In Aug 2010 I quit smoking cold turkey. I am not sure if that had anything to do with it, but from August to new years eve2011 I shot up to 195lbs. In March 2011 I had enough and started weight watchers. I lost about 20 lbs doing weight watchers and then couldn't afford to pay the monthly fee anymore and fell off. Even though I stopped weight watchers and stopped tracking my calories and stopped exercising I have maintained my weight at about 177 lbs since.

The biggest problem I have had over the last few years is the influences in my life. It seems like everyone in my family is overweight and all of them were ok with it. So why was I so worried and self conscience about my weight when i was still smaller than all of them. It was just me making excuses for myself.

I have anxiety issues and depression. I find myself just worrying and worrying about things I can't control or change. And I just have to keep reminding myself to worry about the things I can control!

The ONE thing I can control is what I eat and how I feel about me!

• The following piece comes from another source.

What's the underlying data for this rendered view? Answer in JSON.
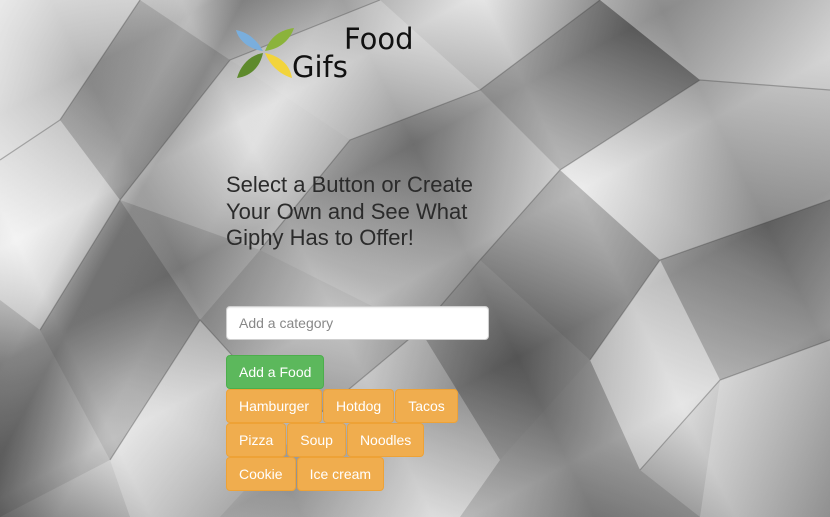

If so many of you can lose so many pounds and I can see the change in your faces in your photos of how proud of your selves you are. Then I can lose the 27 lbs I have been struggling to lose for a few years now.

Thank you to everyone for the inspiration!

Replies

  • SaintGiff
    SaintGiff Posts: 3,679 Member
    You don't seem crazy at all. I feel... cheated somehow. You should change your username to Fairly-Rational-Meggerz.